Task: select sportsmen who participate in at least 2 competitions in a row (2 competitions go one after another; 1-2-3-4-5: 2&4 or 1&3&5 are not ok, 1&2 is ok, 1&2&3 is ok, 1&2 and 4&5 is ok). Question: find the best way (faster, less resources)
Working table:
There is single hold_date for each competition_id.
There is only one result for each sportsman_id per competition_id.
This works fine for 25 rows in result table:
SELECT DISTINCT sportsman_id, sportsman_name, rank, year_of_birth, personal_record, country
FROM
(
SELECT sportsman_id, hold_date,
LAG (comp_order, 1) OVER (PARTITION BY sportsman_id ORDER BY sportsman_id) prev_comp_number
, comp_order
FROM result
INNER JOIN
(
SELECT hold_date, ROW_NUMBER() OVER (ORDER BY hold_date) AS comp_order
FROM
(
SELECT DISTINCT hold_date
FROM result
)
) USING (hold_date)
ORDER BY sportsman_id, comp_order
)
INNER JOIN sportsman USING (sportsman_id)
WHERE comp_order-prev_comp_number=1
;
screenshot of code with comments:
sample data:
result of code above (=desired result)
Let's assume there are millions of rows (thousands of competitions and thousands of sportsmen). How reliable my code is?
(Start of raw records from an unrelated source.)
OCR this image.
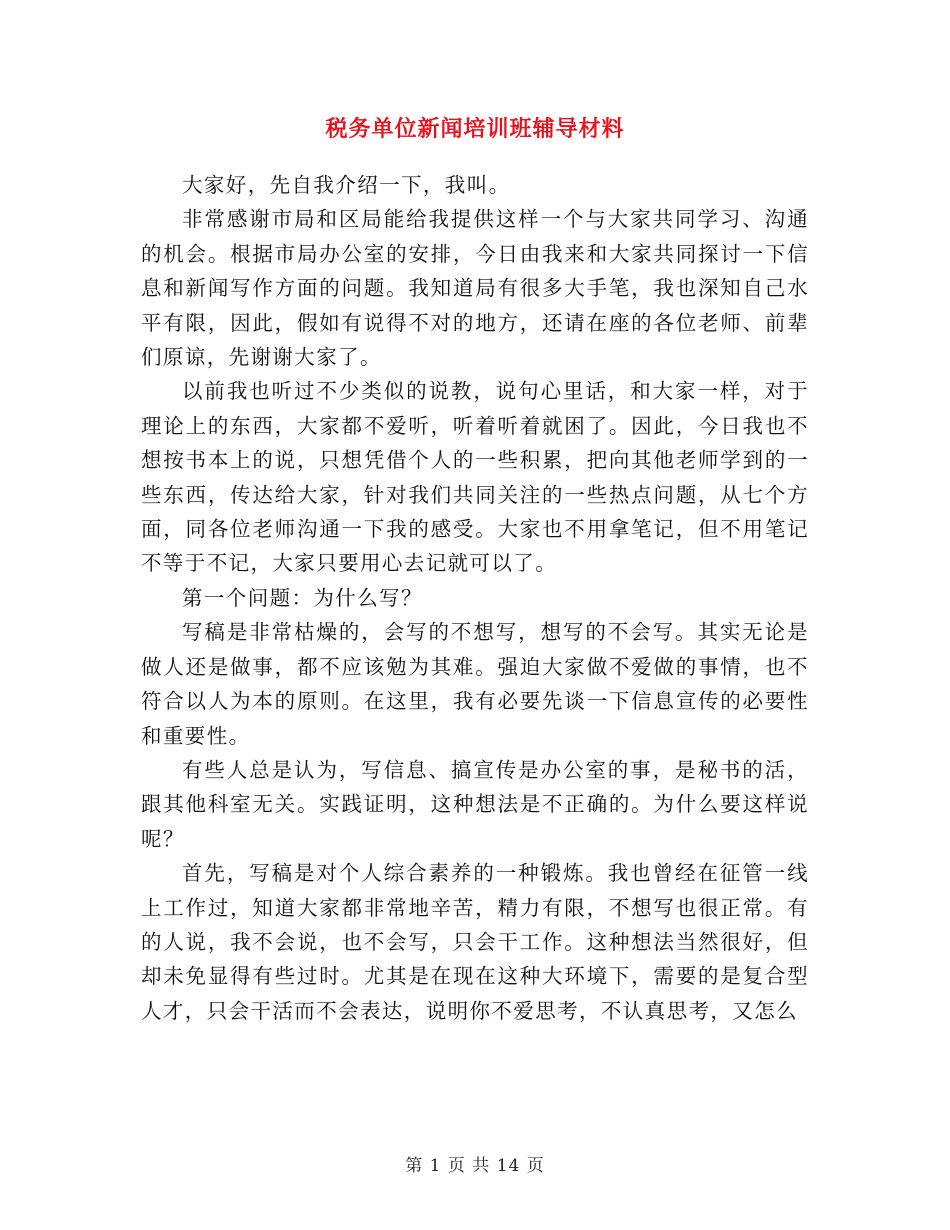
税务单位新闻培训班辅导材料

大家好，先自我介绍一下，我叫。

非常感谢市局和区局能给我提供这样一个与大家共同学习、沟通的机会。根据市局办公室的安排，今日由我来和大家共同探讨一下信息和新闻写作方面的问题。我知道局有很多大手笔，我也深知自己水平有限，因此，假如有说得不对的地方，还请在座的各位老师、前辈们原谅，先谢谢大家了。

以前我也听过不少类似的说教，说句心里话，和大家一样，对于理论上的东西，大家都不爱听，听着听着就困了。因此，今日我也不想按书本上的说，只想凭借个人的一些积累，把向其他老师学到的一些东西，传达给大家，针对我们共同关注的一些热点问题，从七个方面，同各位老师沟通一下我的感受。大家也不用拿笔记，但不用笔记不等于不记，大家只要用心去记就可以了。

第一个问题：为什么写？

写稿是非常枯燥的，会写的不想写，想写的不会写。其实无论是做人还是做事，都不应该勉为其难。强迫大家做不爱做的事情，也不符合以人为本的原则。在这里，我有必要先谈一下信息宣传的必要性和重要性。

有些人总是认为，写信息、搞宣传是办公室的事，是秘书的活，跟其他科室无关。实践证明，这种想法是不正确的。为什么要这样说呢？

首先，写稿是对个人综合素养的一种锻炼。我也曾经在征管一线上工作过，知道大家都非常地辛苦，精力有限，不想写也很正常。有的人说，我不会说，也不会写，只会干工作。这种想法当然很好，但却未免显得有些过时。尤其是在现在这种大环境下，需要的是复合型人才，只会干活而不会表达，说明你不爱思考，不认真思考，又怎么

第 1 页 共 14 页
What I think is decreasing the number of rows by excluding the rows if sportsman_id occurs just once (if sportsman took part (got result) at only 1 competition he obviously can't be the one). Something like this: (haven't implement tho (dunno how or most likely when/where))
SELECT re.hold_date, r.sportsman_id
FROM result r
INNER JOIN result re ON (re.sportsman_id=r.sportsman_id)
GROUP BY r.sportsman_id, re.hold_date
HAVING COUNT(r.sportsman_id) > 1
;
Then, I guess with LAG I only double existing column which is kinda fine?
Is there easier way with using PLSQL? Or there is a function which does some part of my code?
You can do it by only reading the table once using the Tabibitosan method to group sequential competitions together https://www.red-gate.com/simple-talk/sql/t-sql-programming/the-sql-of-gaps-and-islands-in-sequences/#:%7E:text=The%20SQL%20of%20Gaps%20and%20Islands%20in%20Sequences,...%204%20Performance%20Comparison%20of%20Gaps%20Solutions.%20
Here you would have to use add_months because your competitions are months apart:
select sportsman_id, min(hold_date) , max(hold_date), comps_in_island
from (
select competition_id, sportsman_id, hold_date, island, count(*) over (partition by sportsman_id,island) comps_in_island
from (
select competition_id, sportsman_id, hold_date , add_months(hold_date,-1*row_number() over(partition by sportsman_id order by hold_date)) island
from result
)
)
where comps_in_island > 1
group by sportsman_id, island, comps_in_island;
DB fiddle: https://dbfiddle.uk/?rdbms=oracle_18&fiddle=1b707262722bc555ad851aee029b347a
-edit I got confused by some of the data, it looks like it's not the date that's important but the competition_id. This makes it simpler, if you have a gapless competition_id sequence (so competition 65786162213 was 65.7 billion events after 4)
select sportsman_id, min(competition_id) , max(competition_id), comps_in_island
from (
select competition_id, sportsman_id, hold_date, island, count(*) over (partition by sportsman_id,island) comps_in_island
from
select competition_id, sportsman_id, hold_date , competition_id -row_number() over(partition by sportsman_id order by competition_id)) island
from result
)
)
where comps_in_island > 1
group by sportsman_id, island, comps_in_island;
Or if you need to work out the competition numbers first you just need an additional subquery using dense_rank to rank the unique competition_ids accounting for ties :
select sportsman_id, min(competition_id) , max(competition_id), comps_in_island
from (
select competition_id, sportsman_id, hold_date, island, count(*) over (partition by sportsman_id,island) comps_in_island
from (
select competition_id, sportsman_id, hold_date , comp_number -row_number() over(partition by sportsman_id order by comp_number) island
from (
select competition_id, sportsman_id, hold_date , dense_rank() over (partition by null order by competition_id) comp_number
from result
)
)
)
where comps_in_island > 1
group by sportsman_id, island, comps_in_island;
This does assume that every possible competion_id you care about has a row in result.